Ultraviolent Radiation
23-03-2007, 17:37
It's somebody who uses stupid terms like "pseudo-intellectual" to make ad hominem attacks instead of debating.
Greill
23-03-2007, 17:47
I think that pseudo-intellectuals are basically trendwhores, who choose certain aspects of culture that others perceive to be intellectual (i.e. people who wear Che Guevarra shirts), while having no independent thought of their own.
Cluichstan
23-03-2007, 17:54
Oh, snap!

Well, it's true... :p
Pyotr
23-03-2007, 21:00
If you're 17 then you arent eligible for being an intellectual anyway, so you're a pseudo-intellectual at best.

I dont consider anyone a real intellectual until he is sufficiently old and experienced, and has devoted enough of his life to intellectual pursuits. A hard age to pin down, but maybe 40 is a good place to start.
I've never considered myself to be one, just a good student who likes to read.

Yeah. A good example for me would actually be a guy a met today.
So I'm heading to a class, and hop on to the campus transit. I sit next to a guy holding a book under his arm, with a bookmark a good bit into it. I notice that it's a book I've read: The Audacity of Hope, by Barack Obama. So, deciding to be a a bit social, I start trying to chat a bit with him on his opinions on the ideas expressed in the book. I just got an uncomprehending stare. He tried to make some comments, but he didn't seem like he'd READ any of the damn thing.
I own a few books, all of which I've read.
I think that pseudo-intellectuals are basically trendwhores, who choose certain aspects of culture that others perceive to be intellectual (i.e. people who wear Che Guevarra shirts), while having no independent thought of their own.
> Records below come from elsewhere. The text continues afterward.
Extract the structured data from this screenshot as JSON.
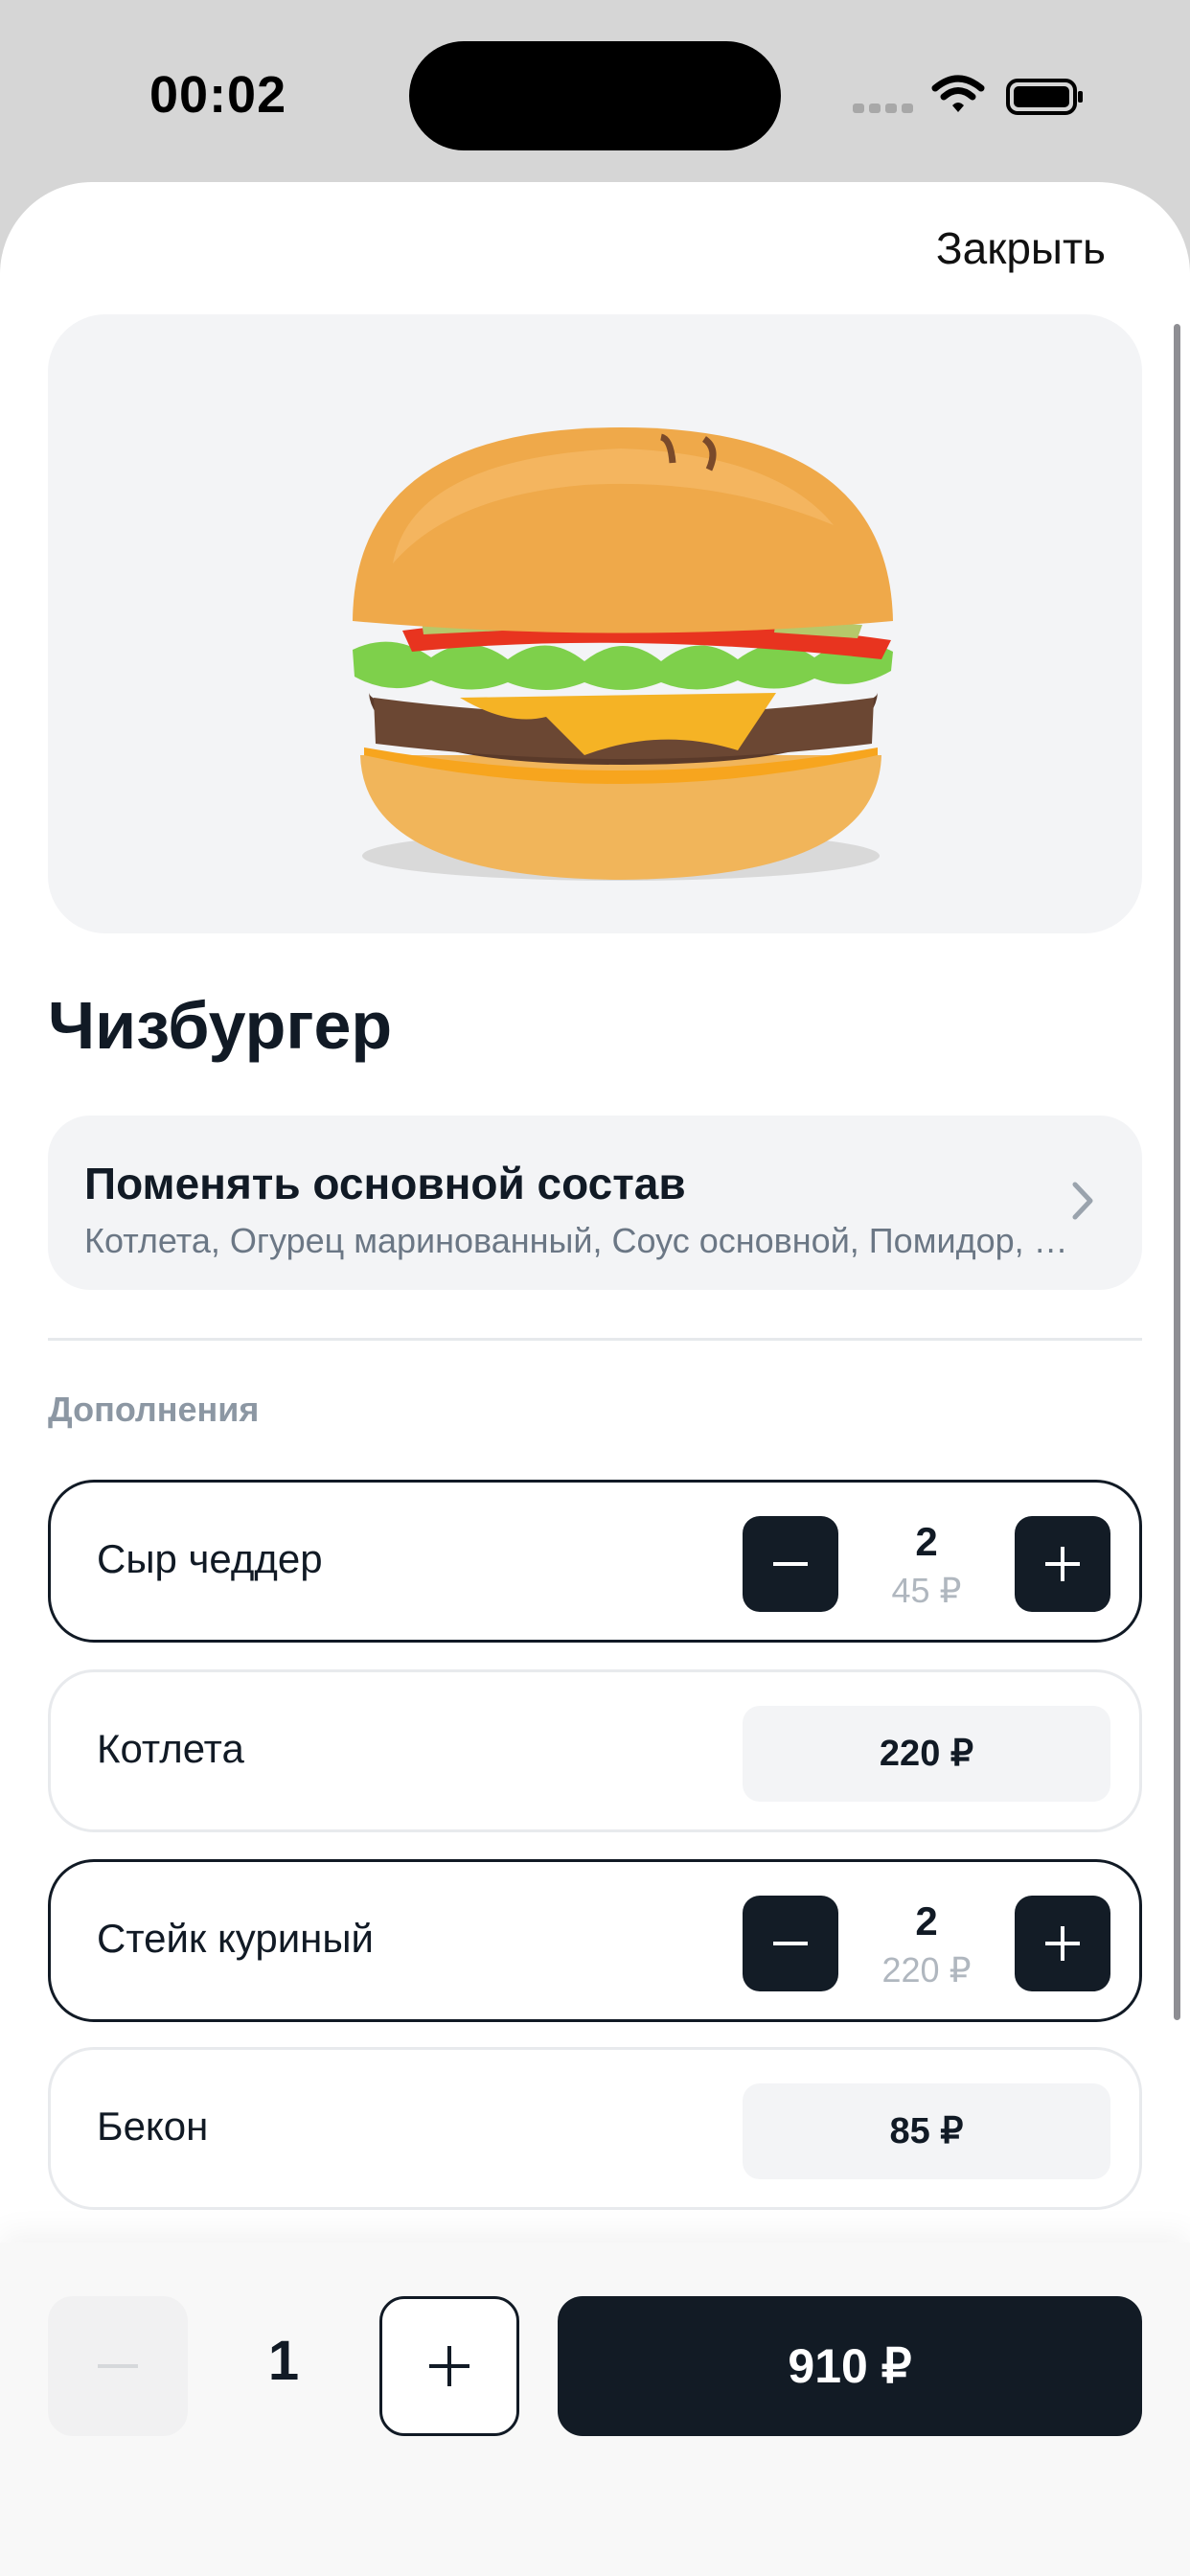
{
  "status_bar": {
    "time": "00:02"
  },
  "sheet": {
    "close_label": "Закрыть"
  },
  "product": {
    "title": "Чизбургер",
    "image_icon": "cheeseburger-photo"
  },
  "composition": {
    "title": "Поменять основной состав",
    "subtitle": "Котлета, Огурец маринованный, Соус основной, Помидор, Салат",
    "chevron_icon": "chevron-right-icon"
  },
  "addons_section": {
    "label": "Дополнения",
    "items": [
      {
        "name": "Сыр чеддер",
        "quantity": "2",
        "price": "45 ₽",
        "selected": true
      },
      {
        "name": "Котлета",
        "price": "220 ₽",
        "selected": false
      },
      {
        "name": "Стейк куриный",
        "quantity": "2",
        "price": "220 ₽",
        "selected": true
      },
      {
        "name": "Бекон",
        "price": "85 ₽",
        "selected": false
      }
    ]
  },
  "order": {
    "quantity": "1",
    "total": "910 ₽",
    "minus_disabled": true
  },
  "colors": {
    "dark": "#121b25",
    "light_surface": "#f3f4f6",
    "muted_text": "#8c97a3"
  }
}
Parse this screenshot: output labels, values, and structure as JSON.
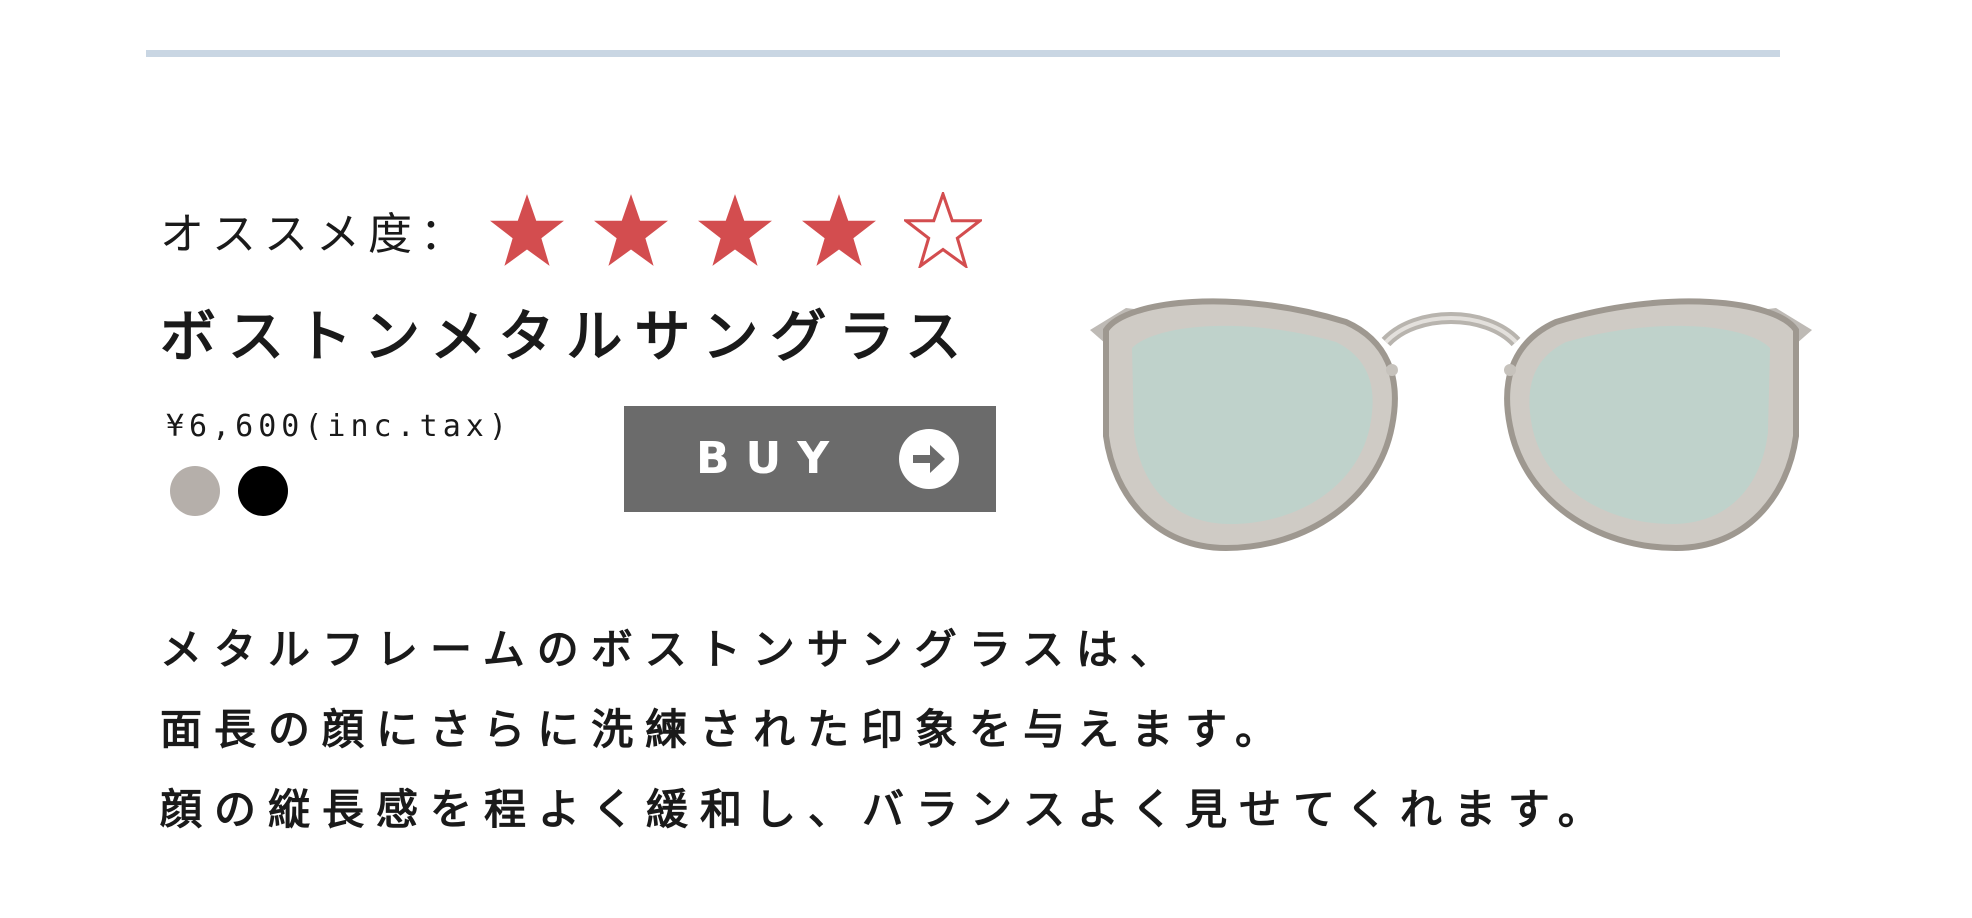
{
  "rating": {
    "label": "オススメ度：",
    "score": 4,
    "max": 5,
    "filled_color": "#d34d4f",
    "empty_color": "#d34d4f"
  },
  "product": {
    "name": "ボストンメタルサングラス",
    "price": "¥6,600(inc.tax)",
    "colors": [
      "#b5afaa",
      "#000000"
    ],
    "image_icon": "boston-sunglasses-image"
  },
  "buy_button": {
    "label": "BUY",
    "icon": "arrow-right-circle-icon",
    "background": "#6b6b6b"
  },
  "description": {
    "lines": [
      "メタルフレームのボストンサングラスは、",
      "面長の顔にさらに洗練された印象を与えます。",
      "顔の縦長感を程よく緩和し、バランスよく見せてくれます。"
    ]
  },
  "accent": {
    "rule_color": "#c9d6e3"
  }
}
That's generally my idea of what a pseudo-intellectual is, I tend to see these sort of people a lot at my school.
Pyotr
23-03-2007, 21:04
To me, you'd only be a pseud if you were doing these things because you thought it made you look smart. Like if you actually secretly liked comics but weren't prepared to read them for fear of spoiling your image.
If you genuinely prefer classic novels, fine.